Есть такая работа, после которой хочется тишины. Не той, что в наушниках с шумоподавлением, а настоящей, густой, деревенской. Я — камазист. Мне двадцать три, и последние пару лет я мешу грязь на разбитых дорогах между фермами и элеваторами. Работа честная, мужская, но выматывающая до последней жилки. И когда у меня наконец случился первый за год отпуск, я знал, куда поеду. Не на море, не в Турцию. А в маленькую, затерянную в лесах деревеньку, к бабке с дедом.

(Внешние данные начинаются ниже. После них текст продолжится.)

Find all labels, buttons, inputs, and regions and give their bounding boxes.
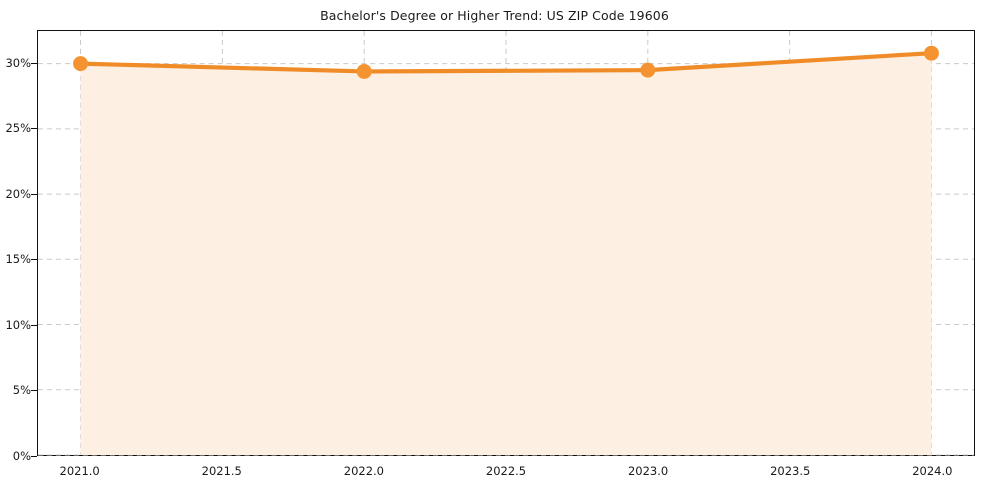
y-tick-label: 0% [12,449,31,463]
y-tick-mark [31,259,37,261]
series-line-and-markers [73,45,939,79]
y-tick-mark [31,390,37,392]
y-tick-mark [31,324,37,326]
y-tick-label: 10% [5,317,31,332]
x-tick-label: 2022.5 [485,464,527,478]
x-tick-label: 2024.0 [912,464,953,478]
x-tick-label: 2021.5 [201,464,242,478]
y-tick-label: 5% [12,383,31,398]
y-axis-tick-marks [0,30,37,457]
y-tick-mark [31,456,37,457]
data-point-marker [356,63,372,79]
y-tick-label: 25% [5,121,31,136]
y-tick-label: 20% [5,186,31,201]
data-point-marker [640,62,656,78]
y-tick-label: 30% [5,55,31,70]
x-tick-label: 2023.0 [627,464,669,478]
x-axis-tick-labels: 2021.0 2021.5 2022.0 2022.5 2023.0 2023.5 2024… [37,456,975,490]
y-tick-mark [31,128,37,130]
x-tick-label: 2021.0 [59,464,100,478]
y-tick-mark [31,62,37,64]
data-point-marker [923,45,939,61]
x-tick-label: 2022.0 [343,464,384,478]
y-axis-tick-labels: 0% 5% 10% 15% 20% 25% 30% [0,30,31,463]
y-tick-label: 15% [5,252,31,267]
series-area-fill [80,53,932,455]
data-point-marker [73,56,89,72]
y-tick-mark [31,193,37,195]
x-tick-label: 2023.5 [770,464,811,478]
chart-title: Bachelor's Degree or Higher Trend: US ZI… [320,8,669,23]
plot-area [37,30,975,456]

Приехал я как положено — с гостинцами. Мешок сахара, городские колбасы, маме — новый платок, деду — блок его любимых крепких сигарет. Радости было — полные штаны. Бабка тут же захлопотала у печи, наполняя дом запахом пирогов с капустой, а дед, крякнув, налил нам по рюмочке холодной, как слеза, водки. Мы сидели на старой, скрипучей кухне, говорили о всякой ерунде — о ценах на солярку, о соседской козе, о том, что я совсем исхудал на своей работе. И в этой простой, незамысловатой беседе было больше жизни, чем во всех столичных барах. Я был дома.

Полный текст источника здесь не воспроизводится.